Köye geri dönüş, bu sorunları bir ölçüde hafifletebilir. Ancak bölgede çatışma ortamı son bulduktan sonra siyasi iktidarlar tarafından geri dönüşlerin teşvik edileceği ifade edilmiş olmasına rağmen bugüne kadar bu konuda hiçbir ciddi proje ortaya konulmamıştır. Aksine kendi imkanlarıyla köylerine dönmek isteyen birçok aile korucu terörüne maruz kalmış, çok sayıda vatandaş yaşamını yitirmiş veya yaralanmıştır. Nitekim OHAL Bölge Valiliğinin açıklamalarına göre de, Haziran 2000 ile Ekim 2002 arasında ancak 36 bin kişi köyüne dönebilmiştir.
Birkaç yıldır çatışma ortamının son bulmasına rağmen köye dönüşün önündeki en büyük engel halen güvenlik endişesi ve koruculuktur. Bölge halkında, korucuların keyfi davranışlarını, kamu görevlilerinin hoşgörüyle karşıladıkları, hatta yer yer korucuların hukuk dışı keyfi uygulamalarına destek verdikleri yolunda yaygın kanaat mevcuttur. Bu nedenle atılması gereken ilk adım, koruculuk sistemini bütünüyle kaldırmak, gönüllü ve geçici tüm koruculara verilen silahları toplamak, bunlara tanınan koruma ve ayrıcalıklı uygulamalara son vermektir.
Yıllardır boşaltılan köylerdeki tüm evleri, tarlaları, bağ ve bahçeleri kullanan, gelirlerine el koyan korucuların bu rantı ve devlet nezdindeki ayrıcalıklı statülerini kaybetmek istemeyecekleri bilinen bir gerçektir. Devletin yıllardır bölgede uyguladığı politikalar, koruculara ve ailelerine sağlanan koruma, kimi toplum kesimlerinin düşman muamelesi görmesi, toplumsal ilişkilerde kolay kolay onarılamayacak derin yaralar açmıştır. Bu nedenle gerçekten köye dönüş isteniyorsa daha ciddi ve köklü projeler geliştirilmeli ve hayata geçirilmelidir. Zorunlu göçün yarattığı travmalar, parçalanmış aileler, ekonomik çöküntü, vb sorunlar ciddiyetle incelenmeli, bu sorunlar çözümlenerek köye dönmüş sağlanmalıdır.

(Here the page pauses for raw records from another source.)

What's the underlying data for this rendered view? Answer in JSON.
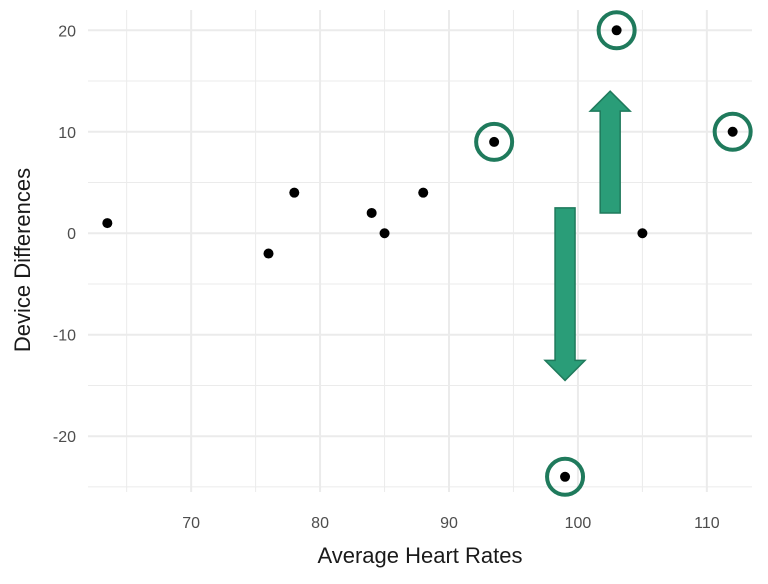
{
  "chart_data": {
    "type": "scatter",
    "xlabel": "Average Heart Rates",
    "ylabel": "Device Differences",
    "xlim": [
      62,
      113.5
    ],
    "ylim": [
      -25.5,
      22
    ],
    "x_ticks": [
      70,
      80,
      90,
      100,
      110
    ],
    "y_ticks": [
      -20,
      -10,
      0,
      10,
      20
    ],
    "x_minor_ticks": [
      65,
      75,
      85,
      95,
      105
    ],
    "y_minor_ticks": [
      -25,
      -15,
      -5,
      5,
      15
    ],
    "grid": true,
    "series": [
      {
        "points": [
          {
            "x": 63.5,
            "y": 1
          },
          {
            "x": 76,
            "y": -2
          },
          {
            "x": 78,
            "y": 4
          },
          {
            "x": 84,
            "y": 2
          },
          {
            "x": 85,
            "y": 0
          },
          {
            "x": 88,
            "y": 4
          },
          {
            "x": 93.5,
            "y": 9
          },
          {
            "x": 99,
            "y": -24
          },
          {
            "x": 103,
            "y": 20
          },
          {
            "x": 105,
            "y": 0
          },
          {
            "x": 112,
            "y": 10
          }
        ]
      }
    ],
    "annotations": {
      "highlight_color": "#1f7a5c",
      "arrow_color": "#2a9d78",
      "circled_points": [
        {
          "x": 93.5,
          "y": 9
        },
        {
          "x": 99,
          "y": -24
        },
        {
          "x": 103,
          "y": 20
        },
        {
          "x": 112,
          "y": 10
        }
      ],
      "arrows": [
        {
          "direction": "up",
          "x": 102.5,
          "y_from": 2,
          "y_to": 14
        },
        {
          "direction": "down",
          "x": 99,
          "y_from": 2.5,
          "y_to": -14.5
        }
      ]
    },
    "colors": {
      "point": "#000000",
      "grid": "#ebebeb",
      "tick_text": "#4d4d4d",
      "axis_title": "#1a1a1a"
    }
  }
}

Bu konuda yapılması gerekenlerle ilgili olarak birkaç hususu sıralamak gerekirse: Bölgede her türlü şiddetin son bulması, geri dönüş yapacak insanların can güvenliklerinin sağlanması, köylerinin yeniden imar edilmesi, geçim kaynaklarının yeniden oluşturulması, toplu olarak geriye dönüşün sağlanması, köy boşaltmaların tekrar olmayacağının garanti edilmesi, koruculuk sisteminin kaldırılması, köylerin, mayın, bomba, bubi tuzağı vb. tehlikeli unsurlardan temizlenmesini sayabiliriz.
Köylerine dönmek isteyen ailelere yol parası verilmesi, evleri yıktırılmış olanlara malzeme yardımı yapılması, sorunun çözümünde önemli bir katkı sunmayan basit uygulamalardır. Bu ailelerin mağduriyetleri tazmin edilmeli, geçimlerini temin edebilecekleri, yeniden sağlıklı ve güvenli bir yaşam sürdürebilecekleri koşullar oluşturulmalıdır. Tazminat yükümlülüğünden kurtulmak için köylülere, "kendi isteğimizle köye dönüyoruz" veya "kendi isteğimizle köyü terkettik" şeklindeki belgelerin imzalattırılması uygulamasından da vazgeçilmelidir.
Aslında TBMM Faili Meçhul Cinayetleri Araştırma Komisyonunun 1995 yılında hazırladığı rapordaki koruculukla ilgili kısımlar birçok şeyi ortaya koymaktadır.
Köy koruculuğu kanunu, 18 Mart 1924 tarihinde çıkarılan 442 sayılı köy kanununun 74. maddesine eklenen 2 ek madde ile 26 Mart 1985 tarihinde dönemin başbakanı Turgut Özal hükümeti tarafından çıkarılmıştır. 1985 yılında 5700 olan korucu sayısı her geçen yıl arttırılmıştır. Aynı yıl 22 ilde birden yürürlüğe konulan koruculuk, daha sonra bölgedeki gönüllüler de dahil olmak üzere 35 ile yayılmıştır. 1992 yılına gelindiğinde korucuların sayısı 35 bine ulaşmıştır. Resmi rakamlara göre bugün korucuların toplam sayısı 90 binin biraz üzerinde olup, bunlardan 60 bini düzenli maaş alan geçici korucu, 30 bini de maaş almayan gönüllü korucudur.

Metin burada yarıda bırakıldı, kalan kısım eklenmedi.